I am working on a part of the drosophila genome project trying to assemble repetive
DNA sequences. I have been using the Phred, Phrap, and Consed to work with my
projects. My project is a BAC, split into 10kb and 3kb clones.
I was planning on starting at the base of the arms where the celera data left off,
and progressing towards to centromere. Unfortunately dealing with repeats that are
highly identical has proved extremely challenging if the repeat size is greater than the clone size.

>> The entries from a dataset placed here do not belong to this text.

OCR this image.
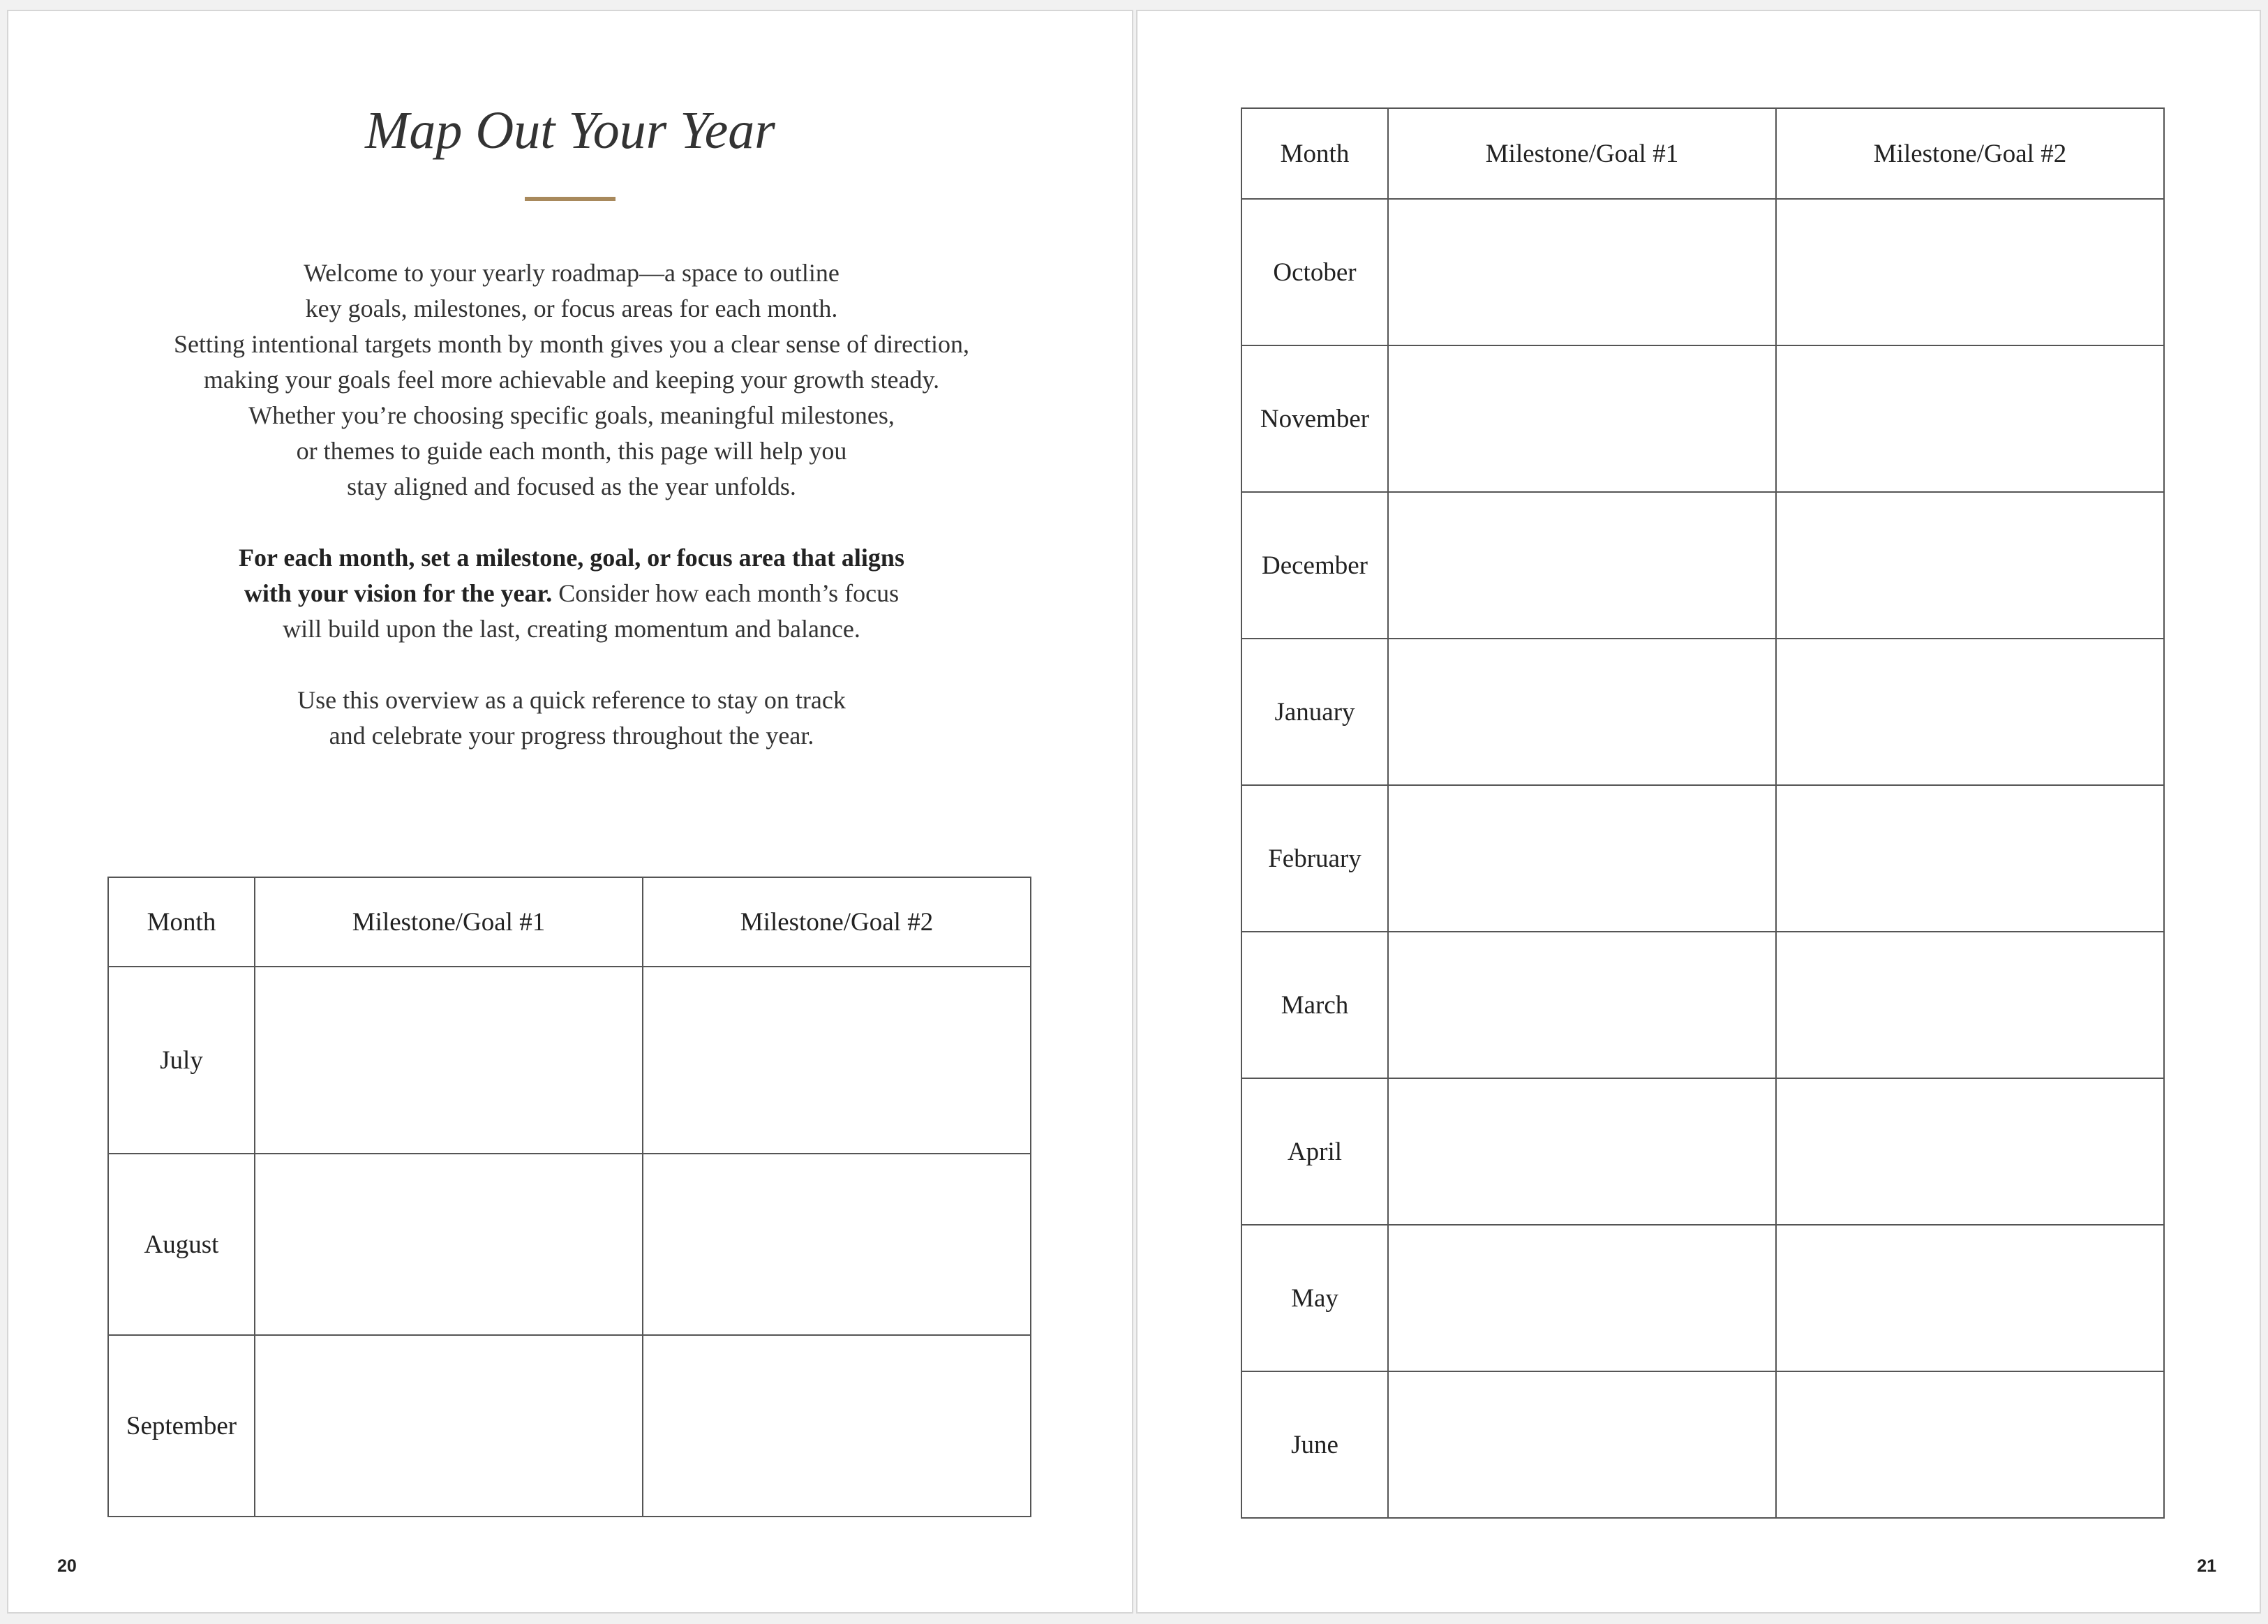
Map Out Your Year

Welcome to your yearly roadmap—a space to outline
key goals, milestones, or focus areas for each month.
Setting intentional targets month by month gives you a clear sense of direction,
making your goals feel more achievable and keeping your growth steady.
Whether you’re choosing specific goals, meaningful milestones,
or themes to guide each month, this page will help you
stay aligned and focused as the year unfolds.

For each month, set a milestone, goal, or focus area that aligns
with your vision for the year. Consider how each month’s focus
will build upon the last, creating momentum and balance.

Use this overview as a quick reference to stay on track
and celebrate your progress throughout the year.

Month	Milestone/Goal #1	Milestone/Goal #2
July		
August		
September		
20
Month	Milestone/Goal #1	Milestone/Goal #2
October		
November		
December		
January		
February		
March		
April		
May		
June		
21
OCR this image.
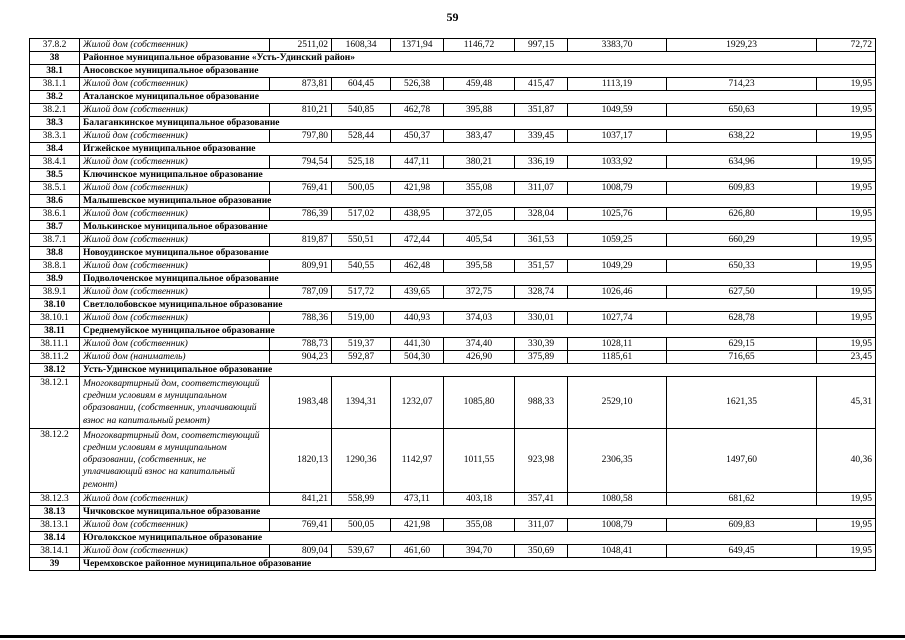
59
37.8.2	Жилой дом (собственник)	2511,02	1608,34	1371,94	1146,72	997,15	3383,70	1929,23	72,72
38	Районное муниципальное образование «Усть-Удинский район»								
38.1	Аносовское муниципальное образование								
38.1.1	Жилой дом (собственник)	873,81	604,45	526,38	459,48	415,47	1113,19	714,23	19,95
38.2	Аталанское муниципальное образование								
38.2.1	Жилой дом (собственник)	810,21	540,85	462,78	395,88	351,87	1049,59	650,63	19,95
38.3	Балаганкинское муниципальное образование								
38.3.1	Жилой дом (собственник)	797,80	528,44	450,37	383,47	339,45	1037,17	638,22	19,95
38.4	Игжейское муниципальное образование								
38.4.1	Жилой дом (собственник)	794,54	525,18	447,11	380,21	336,19	1033,92	634,96	19,95
38.5	Ключинское муниципальное образование								
38.5.1	Жилой дом (собственник)	769,41	500,05	421,98	355,08	311,07	1008,79	609,83	19,95
38.6	Малышевское муниципальное образование								
38.6.1	Жилой дом (собственник)	786,39	517,02	438,95	372,05	328,04	1025,76	626,80	19,95
38.7	Молькинское муниципальное образование								
38.7.1	Жилой дом (собственник)	819,87	550,51	472,44	405,54	361,53	1059,25	660,29	19,95
38.8	Новоудинское муниципальное образование								
38.8.1	Жилой дом (собственник)	809,91	540,55	462,48	395,58	351,57	1049,29	650,33	19,95
38.9	Подволоченское муниципальное образование								
38.9.1	Жилой дом (собственник)	787,09	517,72	439,65	372,75	328,74	1026,46	627,50	19,95
38.10	Светлолобовское муниципальное образование								
38.10.1	Жилой дом (собственник)	788,36	519,00	440,93	374,03	330,01	1027,74	628,78	19,95
38.11	Среднемуйское муниципальное образование								
38.11.1	Жилой дом (собственник)	788,73	519,37	441,30	374,40	330,39	1028,11	629,15	19,95
38.11.2	Жилой дом (наниматель)	904,23	592,87	504,30	426,90	375,89	1185,61	716,65	23,45
38.12	Усть-Удинское муниципальное образование								
38.12.1	Многоквартирный дом, соответствующий средним условиям в муниципальном образовании, (собственник, уплачивающий взнос на капитальный ремонт)	1983,48	1394,31	1232,07	1085,80	988,33	2529,10	1621,35	45,31
38.12.2	Многоквартирный дом, соответствующий средним условиям в муниципальном образовании, (собственник, не уплачивающий взнос на капитальный ремонт)	1820,13	1290,36	1142,97	1011,55	923,98	2306,35	1497,60	40,36
38.12.3	Жилой дом (собственник)	841,21	558,99	473,11	403,18	357,41	1080,58	681,62	19,95
38.13	Чичковское муниципальное образование								
38.13.1	Жилой дом (собственник)	769,41	500,05	421,98	355,08	311,07	1008,79	609,83	19,95
38.14	Юголокское муниципальное образование								
38.14.1	Жилой дом (собственник)	809,04	539,67	461,60	394,70	350,69	1048,41	649,45	19,95
39	Черемховское районное муниципальное образование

I was thinking of using a divide and defeat strategy to get around the problem by
creating fake projects composed of clones where i know or suspect strongly
most of them overlap. Clones that i don't know where they go can also be
assembled independently from the main project. Then i can use these consensus
sequences as guides for reassembling the original BAC. Unfortunately this
requires that the coverage for the clone is complete enough to make a single
contig, or at least identify the gaps required to complete it.
Anyone have any ideas on how to approach such a project ?
Am I approaching this completely wrong ?
How should I be approaching this ?
Can anyone recommend different assemblers and tools that they have found
useful ? Are there any new assemblers that need bata testers ?
-- I would prefer software with source available, as i prefer working on
a macintosh iBook, running debian linux 2.2.18, and binary distributions often
aren't available. I also have access to a Sun ultra 10, and SGI Octane.
Can anybody point me towards resources i may find useful ?
Should I just give up on this project until the resources available can handle these
sort of project ?
I have exhausted all of my ideas, and have nobody with which to discuss the
project, and recieve peer review. Any help at all would be appreciated.